Eu só tenho o que agradecer por tudo! Mesmo eu sendo fruto fora do seu casamento, você sempre foi presente e nunca me deixou de lado. Nem eu e nem a minha mãe. Talvez isso tenha feito com que a gente aproximasse tanto e fôssemos tão parecidos emocionalmente. Nossa personalidade sempre foi forte. E, mesmo batendo de frente, como dois taurinos, havia tempo para abraçar e perdoar sempre. 

Você sempre levou a minha decisão para o lado consciente e não pelo caminho da ignorância. E, em troca desse respeito e carinho, aprendi que eu nunca devo mudar em função do que o outro pensa, pois ninguém é obrigado a aceitar nada, mas respeito é preciso ter sempre. E isso eu vou carregar comigo”. Ariella Moura

 

Pai,
Antes mesmo de Durango Kid e Ultraman,  você foi (e é) o meu primeiro herói. O primeiro e o maior de todos, por ser um pai exemplar ao longo da vida e pelas histórias mirabolantes vividas - dignas de um Forrest Gump à brasileira.
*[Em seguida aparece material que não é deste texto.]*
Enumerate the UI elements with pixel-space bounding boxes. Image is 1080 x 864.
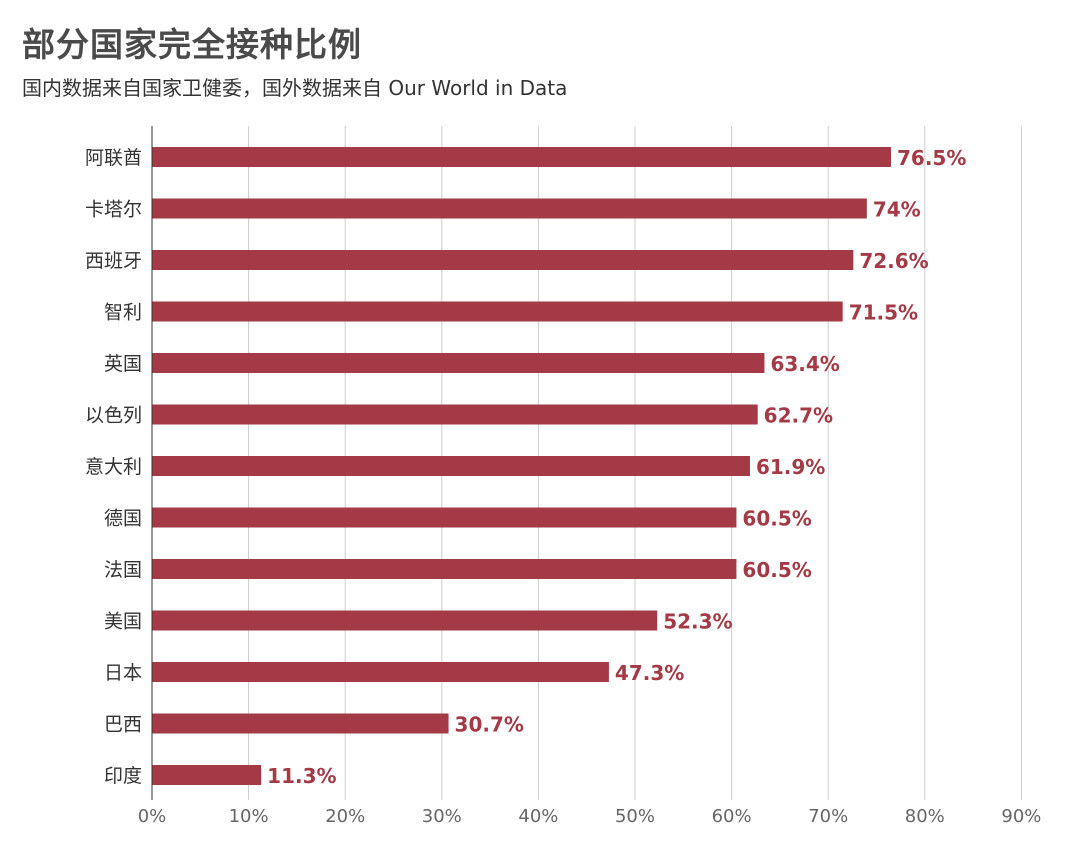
value-label: 47.3%: [615, 661, 684, 685]
bar-6: [152, 404, 758, 425]
value-label: 61.9%: [756, 455, 825, 479]
x-tick-label: 10%: [229, 806, 269, 827]
category-label: 巴西: [104, 714, 142, 736]
bar-8: [152, 507, 737, 528]
value-label: 71.5%: [849, 301, 918, 325]
category-label: 以色列: [85, 405, 142, 427]
category-label: 英国: [104, 353, 142, 375]
value-label: 60.5%: [742, 507, 811, 531]
value-label: 72.6%: [859, 249, 928, 273]
value-label: 74%: [873, 198, 921, 222]
bar-12: [152, 713, 449, 734]
value-label: 76.5%: [897, 146, 966, 170]
x-tick-label: 0%: [138, 806, 167, 827]
x-tick-label: 30%: [422, 806, 462, 827]
bar-2: [152, 198, 867, 219]
bars: [152, 147, 891, 785]
category-label: 意大利: [85, 456, 142, 478]
chart-subtitle: 国内数据来自国家卫健委，国外数据来自 Our World in Data: [22, 76, 568, 100]
value-label: 11.3%: [267, 764, 336, 788]
bar-4: [152, 301, 843, 322]
category-label: 智利: [104, 302, 142, 324]
x-tick-label: 60%: [712, 806, 752, 827]
bar-7: [152, 456, 750, 476]
value-label: 62.7%: [764, 404, 833, 428]
value-label: 63.4%: [770, 352, 839, 376]
labels: 0% 10% 20% 30% 40% 50% 60% 70% 80% 90% 阿联酋 76.5% 卡塔尔…: [85, 146, 1041, 827]
category-label: 法国: [104, 559, 142, 581]
x-tick-label: 20%: [325, 806, 365, 827]
bar-9: [152, 559, 737, 579]
bar-3: [152, 250, 854, 270]
x-tick-label: 40%: [518, 806, 558, 827]
x-tick-label: 70%: [808, 806, 848, 827]
category-label: 日本: [104, 662, 142, 684]
bar-1: [152, 147, 891, 167]
category-label: 德国: [104, 508, 142, 530]
x-tick-label: 80%: [905, 806, 945, 827]
category-label: 卡塔尔: [85, 199, 142, 221]
category-label: 印度: [104, 765, 142, 787]
value-label: 60.5%: [742, 558, 811, 582]
bar-11: [152, 662, 609, 682]
bar-10: [152, 610, 658, 631]
bar-13: [152, 765, 262, 785]
value-label: 30.7%: [455, 713, 524, 737]
category-label: 美国: [104, 611, 142, 633]
category-label: 西班牙: [85, 250, 142, 272]
category-label: 阿联酋: [85, 147, 142, 169]
x-tick-label: 90%: [1001, 806, 1041, 827]
value-label: 52.3%: [663, 610, 732, 634]
bar-5: [152, 353, 765, 373]
x-tick-label: 50%: [615, 806, 655, 827]
chart-title: 部分国家完全接种比例: [22, 25, 362, 64]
Mamou até os cinco anos de idade, bebeu cachaça com Juscelino Kubitschek, ganhou na loteria esportiva, esteve com Pelé e Garrincha, viu de perto a tristeza nos olhos de Elis Regina. O senhor foi tão craque de bola que driblou até o futebol. Disse não ao Cruzeiro, ao Atlético, ao Bahia e ao futebol italiano. “Era melhor que Pelé”, dizem as exageradas testemunhas de seus feitos. Eu sempre fui vidrado na sua trajetória meio rocambolesca. É a história de um homem do comum do interior de Minas. Mas, para mim, é a história que vale um livro. Agora está feito. Chico Duro, eu amo você!
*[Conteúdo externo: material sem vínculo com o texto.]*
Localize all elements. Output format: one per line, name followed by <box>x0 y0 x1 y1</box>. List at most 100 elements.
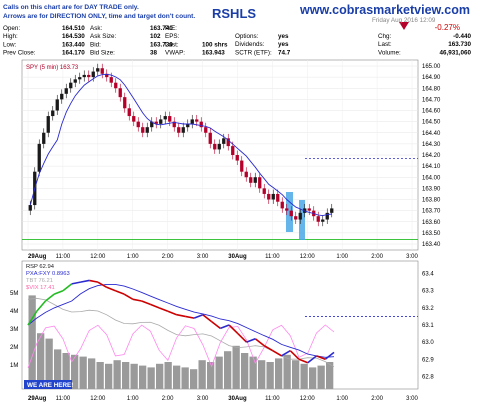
candle-body <box>294 216 298 220</box>
quote-label: Open: <box>3 25 20 32</box>
time-tick-label: 2:00 <box>371 254 383 260</box>
quote-label: Dividends: <box>235 41 265 48</box>
volume-bar <box>292 360 300 389</box>
volume-bar <box>266 362 274 389</box>
volume-bar <box>300 363 308 389</box>
time-tick-label: 29Aug <box>28 396 47 402</box>
quote-label: Last: <box>165 41 179 48</box>
candle-body <box>325 212 329 220</box>
indicator-tick-label: 63.1 <box>422 323 434 329</box>
candle-body <box>64 88 68 94</box>
rsp-segment <box>289 350 300 360</box>
pxa-line <box>27 283 335 358</box>
moving-average-line <box>29 73 332 217</box>
rsp-segment <box>281 350 291 357</box>
quote-value: yes <box>278 33 289 40</box>
we-are-here-badge <box>24 380 72 389</box>
indicator-legend-entry: TBT 76.21 <box>26 278 53 284</box>
indicator-legend-entry: RSP 62.94 <box>26 264 55 270</box>
rsp-segment <box>254 338 265 347</box>
indicator-tick-label: 63.4 <box>422 272 434 278</box>
price-tick-label: 164.20 <box>422 153 441 159</box>
volume-bar <box>113 360 121 389</box>
volume-bar <box>71 354 79 389</box>
rsp-segment <box>246 337 256 343</box>
volume-bar <box>215 356 223 389</box>
volume-bar <box>122 362 130 389</box>
rsp-segment <box>316 355 326 361</box>
time-tick-label: 12:00 <box>90 254 106 260</box>
candle-body <box>298 212 302 220</box>
candle-body <box>258 177 262 189</box>
time-tick-label: 11:00 <box>265 254 280 260</box>
price-tick-label: 164.80 <box>422 86 441 92</box>
candle-body <box>105 73 109 78</box>
candle-body <box>177 127 181 133</box>
rsp-segment <box>202 314 213 323</box>
quote-label: Volume: <box>378 49 401 56</box>
volume-bar <box>207 362 215 389</box>
candle-body <box>181 127 185 133</box>
quote-value: 74.7 <box>278 49 291 56</box>
price-tick-label: 164.90 <box>422 75 441 81</box>
candle-body <box>150 121 154 128</box>
candle-body <box>231 146 235 155</box>
indicator-legend-entry: $VIX 17.41 <box>26 285 55 291</box>
rsp-segment <box>36 300 47 312</box>
quote-label: VWAP: <box>165 50 185 57</box>
quote-date: Friday Aug 2016 12:09 <box>372 17 436 24</box>
rsp-segment <box>237 333 248 343</box>
volume-bar <box>198 360 206 389</box>
price-tick-label: 164.30 <box>422 142 441 148</box>
highlight-zone-1 <box>286 192 293 232</box>
time-axis-top: 29Aug 11:00 12:00 1:00 2:00 3:00 30Aug 11:00 12:… <box>28 254 418 260</box>
volume-bar <box>139 365 147 389</box>
candle-body <box>28 205 32 211</box>
indicator-tick-label: 63.3 <box>422 289 434 295</box>
volume-bar <box>130 363 138 389</box>
rsp-segment <box>80 279 90 283</box>
candle-body <box>145 127 149 133</box>
volume-tick-label: 1M <box>10 363 18 369</box>
we-are-here-text: WE ARE HERE! <box>27 382 73 389</box>
quote-value: 164.170 <box>62 50 85 57</box>
rsp-segment <box>27 310 38 326</box>
candle-body <box>96 68 100 72</box>
time-tick-label: 1:00 <box>336 396 348 402</box>
candle-body <box>190 119 194 124</box>
candle-body <box>204 127 208 133</box>
candle-body <box>172 121 176 128</box>
candle-body <box>46 116 50 133</box>
candle-body <box>244 171 248 178</box>
candle-body <box>60 93 64 100</box>
quote-value: -0.440 <box>453 33 471 40</box>
quote-label: Ask: <box>90 25 102 32</box>
candle-body <box>114 82 118 89</box>
time-tick-label: 3:00 <box>197 396 209 402</box>
candle-body <box>307 208 311 211</box>
quote-value: 38 <box>150 50 158 57</box>
rsp-segment <box>220 324 230 330</box>
time-tick-label: 12:00 <box>300 254 316 260</box>
price-legend: SPY (5 min) 163.73 <box>26 65 79 71</box>
tbt-line <box>27 297 335 368</box>
rsp-segment <box>228 324 239 335</box>
volume-bar <box>79 356 87 389</box>
website-text[interactable]: www.cobrasmarketview.com <box>299 3 470 17</box>
quote-value: 102 <box>150 33 161 40</box>
volume-bar <box>258 360 266 389</box>
indicator-tick-label: 63.2 <box>422 306 434 312</box>
time-tick-label: 30Aug <box>228 396 247 402</box>
volume-bar <box>241 353 249 389</box>
highlight-zone-2 <box>299 200 305 240</box>
rsp-segment <box>211 320 221 330</box>
candle-body <box>109 77 113 83</box>
quote-value: 100 shrs <box>202 41 228 48</box>
volume-bar <box>224 351 232 389</box>
price-tick-label: 163.80 <box>422 198 441 204</box>
quote-label: Low: <box>3 41 17 48</box>
candle-body <box>51 110 55 117</box>
candle-body <box>253 177 257 183</box>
Marcelo Machado. O jornalista acaba de lançar o livro "Chico Duro, o Craque" (Editora Ramalhete) sobre a trajetória de seu pai,  Francisco Oliveira Silva, centroavante conhecido por "Pelé do Vale do Rio Doce" ou "Chico Duro", e que atuou pelo Democrata de Governador Valadares, antes de abandonar as chuteiras por amor _ no caso, o de Yolanda, mãe de Marcelo.